Since 1972, motorists in Maryland have been able to make right turns at red traffic lights, after first coming to a stop, but only where signs specifically have permitted such turns - at about 700 of the state's 3,000 signalized intersections.
The new law permits the turns everywhere except at the few intersections where signs prohibit them. Endorsed by the U.S. Department of Transportation, such laws already are in effect in all other states, although not the District of Columbia. New York City does not permit right-on-red turns, under a special exemption from the state law.
The District and several large cities, including Philadelphia and Boston, have asked for exemption from the law or for permission to adopt the more restrictive law now in force in Maryland because they believe they have more intersections where such turns should be banned than allowed.

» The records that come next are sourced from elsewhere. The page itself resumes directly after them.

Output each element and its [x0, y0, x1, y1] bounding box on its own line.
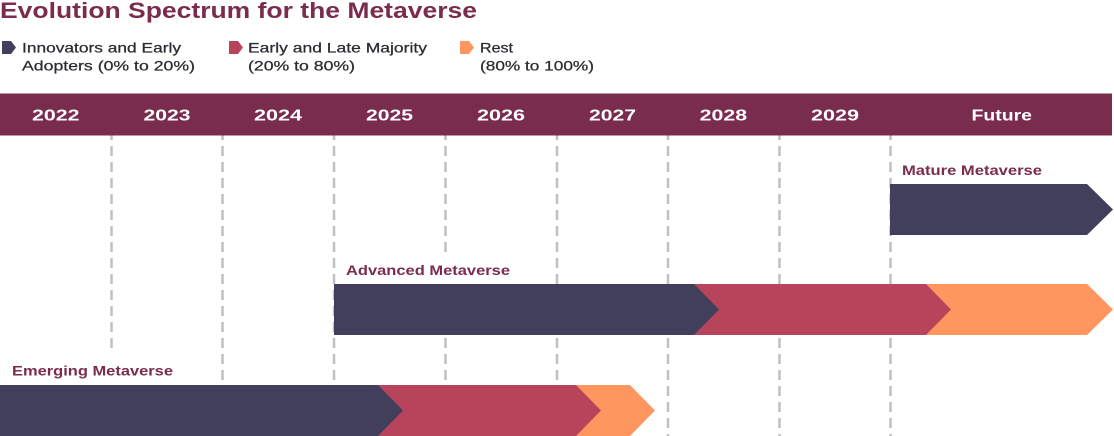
label: mature metaverse: Mature Metaverse	[902, 162, 1042, 178]
arrow: mature dark segment	[890, 184, 1113, 235]
arrow: emerging red segment	[360, 385, 601, 436]
year labels: 2026	[477, 108, 526, 124]
mature metaverse row	[890, 162, 1113, 235]
year labels: 2029	[811, 108, 860, 124]
advanced metaverse row	[334, 257, 1113, 335]
legend text: majority: Early and Late Majority	[248, 40, 427, 56]
legend text: majority: (20% to 80%)	[248, 58, 355, 74]
legend text: rest: (80% to 100%)	[480, 58, 594, 74]
year labels: 2028	[700, 108, 748, 124]
arrow: emerging dark segment	[0, 385, 403, 436]
emerging metaverse row	[0, 354, 655, 436]
icon: dark arrow swatch	[2, 41, 16, 54]
arrow: advanced dark segment	[334, 284, 719, 335]
year labels: 2023	[144, 108, 191, 124]
legend: early and late majority	[229, 40, 427, 74]
arrow: advanced orange segment	[900, 284, 1113, 335]
icon: red arrow swatch	[229, 41, 243, 54]
icon: orange arrow swatch	[460, 41, 474, 54]
legend text: innovators: Innovators and Early	[22, 40, 181, 56]
label: advanced metaverse: Advanced Metaverse	[346, 262, 510, 278]
year labels: 2025	[366, 108, 414, 124]
label: emerging metaverse: Emerging Metaverse	[12, 362, 173, 378]
legend: rest	[460, 40, 594, 74]
year labels: 2024	[254, 108, 303, 124]
arrow: emerging orange segment	[560, 385, 655, 436]
year labels: 2027	[589, 108, 636, 124]
legend text: innovators: Adopters (0% to 20%)	[22, 58, 195, 74]
legend text: rest	[480, 40, 594, 74]
legend text: majority	[248, 40, 427, 74]
legend text: rest: Rest	[480, 40, 513, 56]
legend: innovators and early adopters	[2, 40, 195, 74]
timeline header band	[0, 94, 1112, 136]
year labels	[32, 108, 1032, 124]
legend text: innovators	[22, 40, 195, 74]
year labels: 2022	[32, 108, 80, 124]
arrow: advanced red segment	[680, 284, 951, 335]
year labels: Future	[972, 108, 1032, 124]
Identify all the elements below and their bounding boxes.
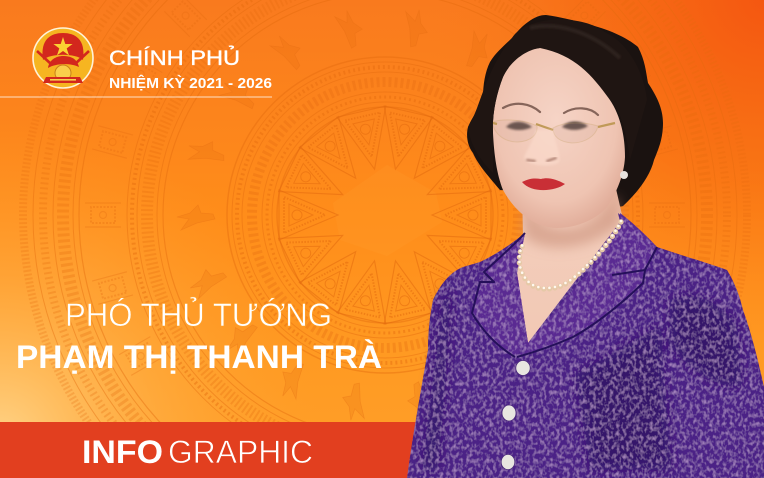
lapel edges: [472, 233, 657, 357]
jacket shadows: [422, 285, 742, 470]
face: [493, 48, 625, 228]
icon: national emblem: [33, 28, 93, 88]
portrait: [407, 15, 764, 478]
eyebrows: [503, 104, 598, 115]
hair back: [467, 15, 663, 206]
header term: NHIỆM KỲ 2021 - 2026: [109, 74, 272, 92]
neck and chest: [512, 180, 625, 345]
neck shadow: [523, 195, 620, 248]
infographic label: [82, 434, 313, 470]
mouth: [522, 178, 565, 190]
nose: [524, 130, 560, 165]
earring: [620, 171, 628, 179]
glasses: [489, 120, 615, 143]
role heading: PHÓ THỦ TƯỚNG: [65, 297, 332, 333]
right lapel: [517, 213, 657, 357]
header rule: [0, 96, 272, 98]
pearl necklace: [519, 221, 621, 289]
red bottom bar: [0, 422, 764, 478]
jacket: [407, 213, 764, 478]
nostrils: [527, 158, 556, 161]
infographic label: INFO: [82, 434, 163, 470]
hair highlight: [530, 26, 620, 58]
infographic label: GRAPHIC: [168, 434, 313, 470]
buttons: [501, 360, 530, 470]
header title: CHÍNH PHỦ: [109, 46, 240, 70]
hair front: [468, 19, 647, 173]
name heading: PHẠM THỊ THANH TRÀ: [16, 339, 382, 375]
eyes: [506, 122, 588, 130]
left lapel: [472, 233, 528, 357]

Congress approved such turns three years ago in an energy conservation bill, aimed at saving fuel consumed by cars waiting at red lights. Individual states have had such laws long before the nation discovered it had an energy crisis. California enacted the nation's first such law in 1947 after experimenting with it for almost a decade.
The now almost universally adopted legislation requires motorists to come to a full stop and yield to pedestrians and on-coming traffic before turning right at a red light. Such turns usually are not permitted at traffic-lighted intersections where visibility is poor, where there is a pedestrian walk phase in the traffic light, where many children or elderly persons cross or where pedestrian accidents are frequent.
The District claims more than 1,200 of the city's 1,400 intersections would be ineligible for right-on-red turns. City officials say that if the District adopts a law that permits such turns unless signs are posted, the city will have to put up more than 9,500 signs (several at every intersection).
About 75 percent of Maryland motorists are unaware that right-on-red turns are prohibited in the city, according to a survey conducted recently for the State Department of Transportation. The survey of [WORD ILLEGIBLE]licensed Maryland drivers also found that 75 percent did not know they must stop at every red light before turning.